Editor’s note: The following piece is signed by the superintendents of the following school districts: Charlotte-Mecklenburg, Cumberland County, Gaston County, Durham, Guilford County, Johnston County, New Hanover County, Union County, Wake County and Winston-Salem/Forsyth, as well as the president of the NC New Schools Project.
The goal of our public schools is to make sure that each child is prepared for career, college or the military – and a rich, productive life. Across the country, and in North Carolina, state legislatures are discussing how to improve public education. It’s important that the changes we make help children succeed, not reduce local control of education and create more bureaucracy.
Those of us who work in public schools welcome this year’s legislative focus on our schools. Here in North Carolina, the 10 largest school districts are collaborating to work proactively with lawmakers.
We are enthusiastic about House Bill 902, which would build strong schools for the future. It provides strong incentives for schools to partner with business and the community to benefit each student. The bill would establish a North Carolina Education and Workforce Innovation Commission. Strengthening our ties to business and the community with these innovation incentives will enable us to better prepare students for the workplace of the 21st century.
There is concern among some lawmakers that it will be hard to fund innovation incentives in this session. Delaying this could deny our students some important opportunities.
This is particularly worrisome at a time when so much money is being considered for vouchers. On nearly every national survey of per-pupil spending (when all funding sources are counted), North Carolina is in the bottom 20 among the 50 states. In recent years, education funding has been cut. Now that the economy is improving, is this the best and wisest use of money to strengthen our children’s education?
Proposed legislation would limit pre-kindergarten programs to children whose family incomes are below the federal poverty level. There is a growing body of evidence that early education is critical – so we should expand access. Pre-kindergarten programs have been recognized by educational researchers, as well as the U.S. Chamber of Commerce, as providing a great return on investment. Given this compelling evidence of early education’s effectiveness, why would we not invest heavily in pre-kindergarten programs? It would also help us meet new state requirements that all children are reading by third grade.
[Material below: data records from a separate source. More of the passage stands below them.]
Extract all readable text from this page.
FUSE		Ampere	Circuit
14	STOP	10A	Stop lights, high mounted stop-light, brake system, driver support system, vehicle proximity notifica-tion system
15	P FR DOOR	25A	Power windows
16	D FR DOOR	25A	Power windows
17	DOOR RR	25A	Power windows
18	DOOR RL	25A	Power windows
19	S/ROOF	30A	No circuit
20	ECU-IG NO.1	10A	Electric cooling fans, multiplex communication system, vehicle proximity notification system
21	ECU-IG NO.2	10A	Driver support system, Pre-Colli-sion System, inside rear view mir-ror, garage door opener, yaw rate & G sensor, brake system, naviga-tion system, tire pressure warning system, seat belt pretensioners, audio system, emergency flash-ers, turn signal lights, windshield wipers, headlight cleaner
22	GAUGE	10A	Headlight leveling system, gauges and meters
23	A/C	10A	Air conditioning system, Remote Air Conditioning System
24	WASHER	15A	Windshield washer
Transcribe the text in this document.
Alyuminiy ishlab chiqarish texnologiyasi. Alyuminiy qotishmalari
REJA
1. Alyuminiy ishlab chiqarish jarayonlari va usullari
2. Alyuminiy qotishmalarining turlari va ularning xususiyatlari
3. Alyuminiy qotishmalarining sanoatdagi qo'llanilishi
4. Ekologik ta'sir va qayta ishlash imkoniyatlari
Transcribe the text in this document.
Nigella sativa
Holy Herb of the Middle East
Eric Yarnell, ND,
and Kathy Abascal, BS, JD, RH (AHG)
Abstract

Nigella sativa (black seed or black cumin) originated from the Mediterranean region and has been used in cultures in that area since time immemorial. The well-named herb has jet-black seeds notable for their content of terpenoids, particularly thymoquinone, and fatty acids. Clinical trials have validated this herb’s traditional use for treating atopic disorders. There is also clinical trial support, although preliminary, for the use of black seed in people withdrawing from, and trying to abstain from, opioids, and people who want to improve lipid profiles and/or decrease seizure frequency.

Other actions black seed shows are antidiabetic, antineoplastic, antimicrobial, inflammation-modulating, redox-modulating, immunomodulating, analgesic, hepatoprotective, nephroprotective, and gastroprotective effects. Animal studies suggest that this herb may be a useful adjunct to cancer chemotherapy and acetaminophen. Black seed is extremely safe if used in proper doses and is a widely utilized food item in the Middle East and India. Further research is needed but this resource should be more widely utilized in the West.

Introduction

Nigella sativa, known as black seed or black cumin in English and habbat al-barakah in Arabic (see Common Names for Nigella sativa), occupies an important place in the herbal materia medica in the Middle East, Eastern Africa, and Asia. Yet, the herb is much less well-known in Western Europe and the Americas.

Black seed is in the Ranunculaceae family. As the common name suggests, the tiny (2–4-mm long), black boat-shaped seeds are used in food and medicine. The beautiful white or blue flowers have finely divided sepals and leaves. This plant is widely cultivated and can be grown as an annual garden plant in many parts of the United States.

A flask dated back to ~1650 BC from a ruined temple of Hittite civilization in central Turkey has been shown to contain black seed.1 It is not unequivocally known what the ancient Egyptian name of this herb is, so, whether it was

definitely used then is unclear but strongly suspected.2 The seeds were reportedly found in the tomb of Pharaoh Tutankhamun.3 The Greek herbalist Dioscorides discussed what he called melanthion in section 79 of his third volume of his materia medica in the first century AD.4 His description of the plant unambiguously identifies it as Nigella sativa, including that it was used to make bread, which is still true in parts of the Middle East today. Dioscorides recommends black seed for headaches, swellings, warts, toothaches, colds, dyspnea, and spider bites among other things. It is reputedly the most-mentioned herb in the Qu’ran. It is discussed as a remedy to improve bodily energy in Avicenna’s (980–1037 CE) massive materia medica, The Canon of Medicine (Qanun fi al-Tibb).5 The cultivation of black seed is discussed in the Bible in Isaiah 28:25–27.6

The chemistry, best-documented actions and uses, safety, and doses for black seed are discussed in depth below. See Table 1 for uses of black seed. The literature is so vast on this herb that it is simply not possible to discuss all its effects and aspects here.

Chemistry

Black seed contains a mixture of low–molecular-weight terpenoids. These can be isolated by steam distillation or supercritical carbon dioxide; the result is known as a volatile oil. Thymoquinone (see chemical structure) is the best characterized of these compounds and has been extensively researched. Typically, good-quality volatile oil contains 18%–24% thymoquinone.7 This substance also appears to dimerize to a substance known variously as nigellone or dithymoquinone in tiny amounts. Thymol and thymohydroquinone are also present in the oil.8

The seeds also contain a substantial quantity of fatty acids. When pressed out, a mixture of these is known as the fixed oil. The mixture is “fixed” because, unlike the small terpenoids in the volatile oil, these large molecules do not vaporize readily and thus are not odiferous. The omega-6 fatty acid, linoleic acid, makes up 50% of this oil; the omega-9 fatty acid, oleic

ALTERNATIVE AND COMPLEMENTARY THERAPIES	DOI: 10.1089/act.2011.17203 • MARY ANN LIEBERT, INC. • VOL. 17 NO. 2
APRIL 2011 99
We welcome a focus on accountability that will help parents accurately assess all public schools, traditional and charters. That requires a level playing field. Charters, which are funded with public money, should not have more flexibility and less accountability than public schools when it comes to managing resources and people.
If we want to attract and keep the best teachers, compensation must move closer to the national average. Right now, we’re about $10,000 below the national average salary for teachers.
We also need to invest in providing teachers with the opportunity to grow and learn new skills. Any discussion of evaluation and tenure should address these gaps.
As educators, we recognize that the General Assembly is an important partner and we appreciate its focus on education. This year, we see the opportunity to make North Carolina’s public education great by helping our public schools enable success for each child to succeed in life.